GLP-1 receptor agonists (RAs) have emerged as an important, powerful class of medications that has robust efficacy in decreasing HgbA1c at a low risk of hypoglycemia, and generally also leads to weight loss. These medications decrease hyperglycemia by increasing insulin release and decreasing glucagon secretion in a glucose-dependent manner.1 Since the effect occurs when glucose is ingested, GLP-1s have a low risk of hypoglycemia. Additionally, two GLP-1s, liraglutide and semaglutide, have been shown in randomized trials to decrease cardiovascular outcomes.2,3 Currently, all the GLP-1 RA are given by injection. Many patients prefer oral medications to injectable medications, but since the GLP-1 RAs are a complex protein, they are digested if given orally. The current study looked at semaglutide co-formulated with the absorption enhancer sodium caprylate, which causes a localized increase in pH and protects the GLP-1 molecule against proteolytic degradation. This phase 2 dose finding study shows excellent efficacy with no increase in side effects across a range of doses for this novel form of GLP-1 RA delivery, and we await phase 3 studies. —Neil Skolnik, MD

  1. Meloni AR, DeYoung MB, Lowe C, Parkes DG. GLP-1 receptor activated insulin secretion from pancreatic β-cells: mechanism and glucose dependence. Diabetes Obes Metab. 2013;15(1):15-27. doi:10.1111/j.1463-1326.2012.01663.x.
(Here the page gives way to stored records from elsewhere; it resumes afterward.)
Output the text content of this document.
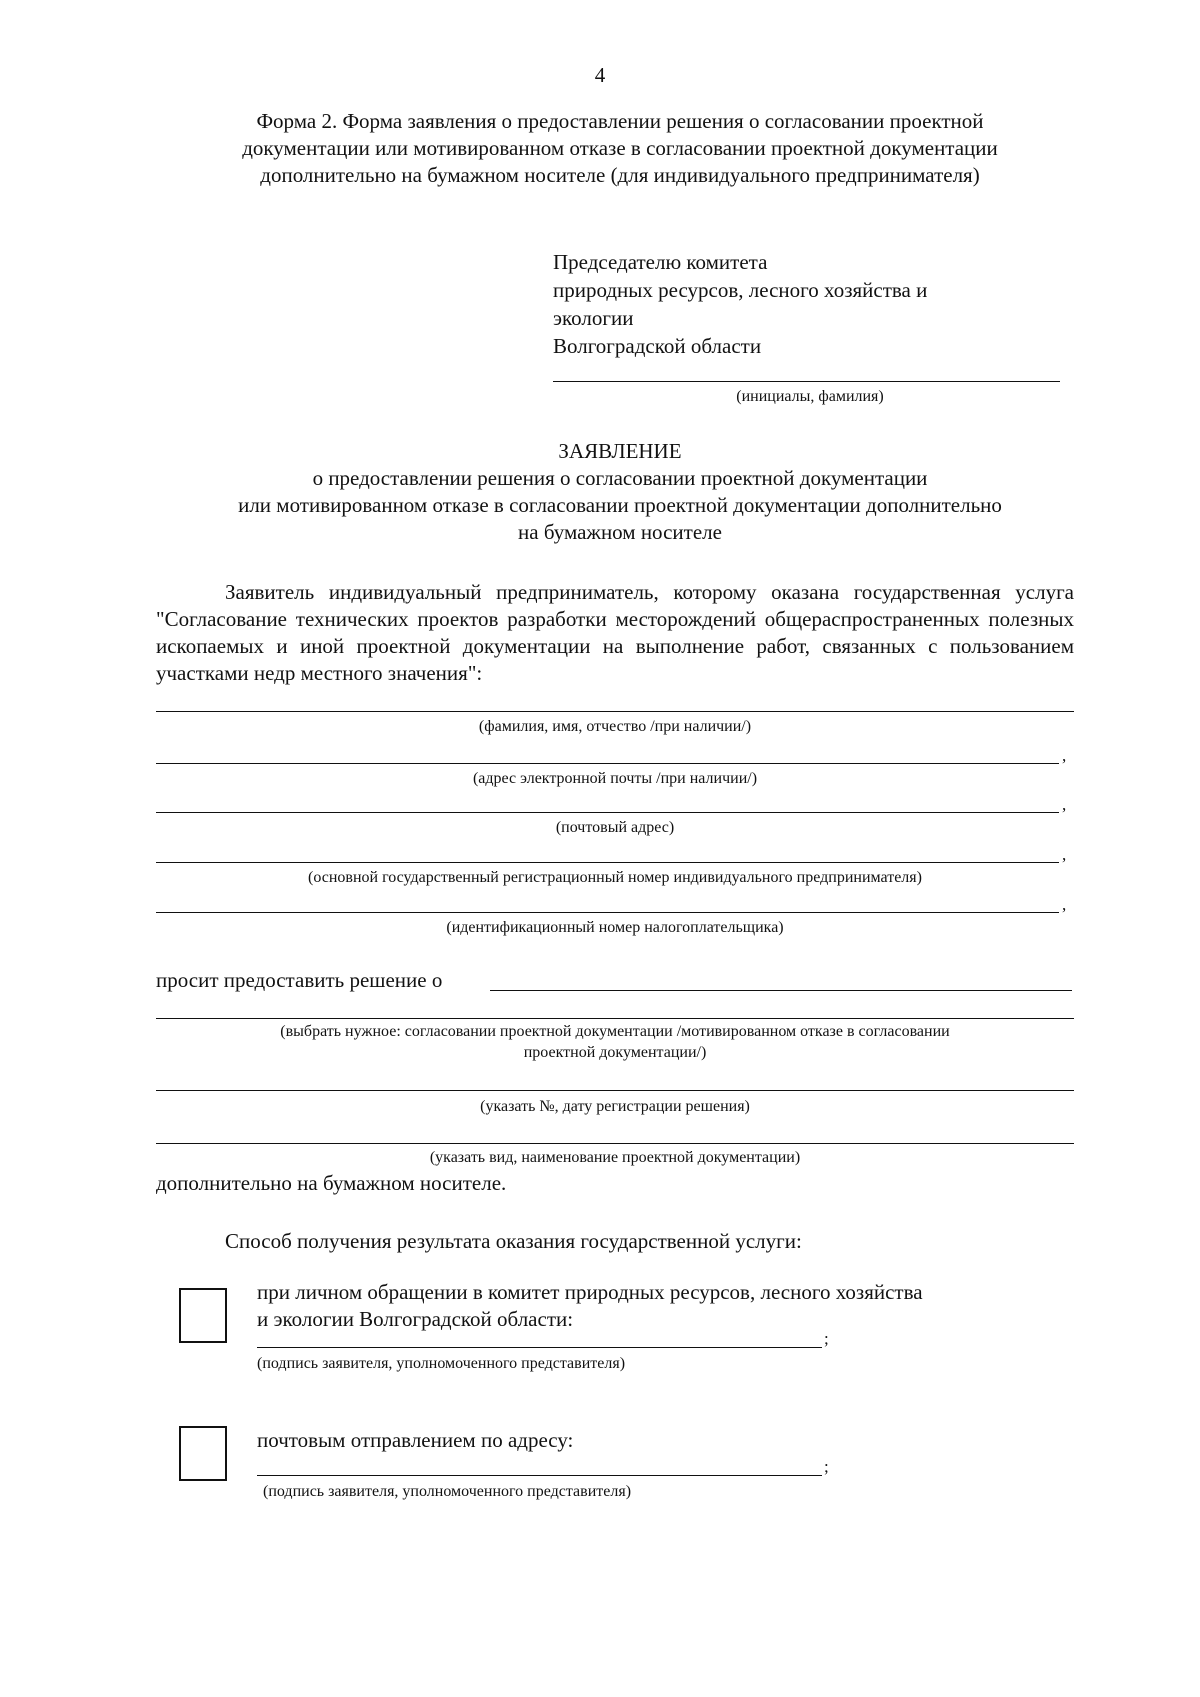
4
Форма 2. Форма заявления о предоставлении решения о согласовании проектной
документации или мотивированном отказе в согласовании проектной документации
дополнительно на бумажном носителе (для индивидуального предпринимателя)
Председателю комитета
природных ресурсов, лесного хозяйства и
экологии
Волгоградской области
(инициалы, фамилия)
ЗАЯВЛЕНИЕ
о предоставлении решения о согласовании проектной документации
или мотивированном отказе в согласовании проектной документации дополнительно
на бумажном носителе
Заявитель индивидуальный предприниматель, которому оказана государственная услуга "Согласование технических проектов разработки месторождений общераспространенных полезных ископаемых и иной проектной документации на выполнение работ, связанных с пользованием участками недр местного значения":
(фамилия, имя, отчество /при наличии/)
,
(адрес электронной почты /при наличии/)
,
(почтовый адрес)
,
(основной государственный регистрационный номер индивидуального предпринимателя)
,
(идентификационный номер налогоплательщика)
просит предоставить решение о
(выбрать нужное: согласовании проектной документации /мотивированном отказе в согласовании
проектной документации/)
(указать №, дату регистрации решения)
(указать вид, наименование проектной документации)
дополнительно на бумажном носителе.
Способ получения результата оказания государственной услуги:
при личном обращении в комитет природных ресурсов, лесного хозяйства
и экологии Волгоградской области:
;
(подпись заявителя, уполномоченного представителя)
почтовым отправлением по адресу:
;
(подпись заявителя, уполномоченного представителя)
  2. Marso SP, Daniels GH, Brown-Frandsen K, et al; LEADER Steering Committee; LEADER Trial Investigators. Liraglutide and cardiovascular outcomes in type 2 diabetes. N Engl J Med. 2016;375(4):311-322. doi:10.1056/NEJMoa1603827.
  3. Marso SP, Bain SC, Consoli A, et al; SUSTAIN-6 investigators. Semaglutide and cardiovascular outcomes in patients with type 2 diabetes. N Engl J Med. 2016;375(19):1834-1844. doi:10.1056/NEJMoa1607141.